What Are TOTP and 2FA?
2FA means two-factor authentication, and TOTP is one of the most common ways to generate verification codes. The 6-digit code in an authenticator app is usually calculated from a Secret and the current time.
One-line Explanation
TOTP combines a Secret with the current time to generate a short-lived verification code.
When You See It
- When signing in to GitHub, Google, Cloudflare, server panels, or admin systems that ask for a 6-digit authenticator code.
- When moving phones, backing up a 2FA Secret, or testing a login flow that needs to confirm code generation.

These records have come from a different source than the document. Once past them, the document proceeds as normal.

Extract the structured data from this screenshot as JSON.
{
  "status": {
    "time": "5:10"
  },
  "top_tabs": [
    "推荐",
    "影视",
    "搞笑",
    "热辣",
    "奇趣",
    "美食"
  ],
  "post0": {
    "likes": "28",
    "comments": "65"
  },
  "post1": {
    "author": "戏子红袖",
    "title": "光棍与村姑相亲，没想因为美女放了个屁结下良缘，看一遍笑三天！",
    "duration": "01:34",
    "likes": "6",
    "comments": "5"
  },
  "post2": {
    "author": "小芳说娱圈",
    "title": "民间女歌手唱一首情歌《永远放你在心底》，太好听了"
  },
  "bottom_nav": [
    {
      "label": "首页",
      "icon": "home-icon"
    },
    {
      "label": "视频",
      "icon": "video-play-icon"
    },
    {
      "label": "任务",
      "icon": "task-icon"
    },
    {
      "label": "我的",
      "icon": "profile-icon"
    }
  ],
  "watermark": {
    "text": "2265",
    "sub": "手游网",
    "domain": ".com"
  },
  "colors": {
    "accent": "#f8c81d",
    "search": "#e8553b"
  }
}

- When you see an otpauth://totp/... link or QR code containing account, issuer, Secret, algorithm, and period information.
How It Works
The website gives you a Secret. Your authenticator app stores that Secret and does not need to request each code from the website.
To generate a code, the app combines the Secret, current time window, algorithm, digit count, and refresh period.
The server stores the same Secret and calculates the expected code. If both sides match, you have proven access to that Secret.
Examples
Common otpauth URL
Authenticator QR codes often contain content like this.
otpauth://totp/Nexkits:user@example.com?secret=JBSWY3DPEHPK3PXP&issuer=Nexkits
Common Misunderstandings
- Do not share a TOTP Secret or include it in public screenshots, chat messages, or support tickets.
- A wrong code does not always mean the Secret is wrong. Device time, period, digit count, or algorithm can also be mismatched.
- 2FA is not a complete security solution by itself. Passwords, recovery codes, email security, and device security still matter.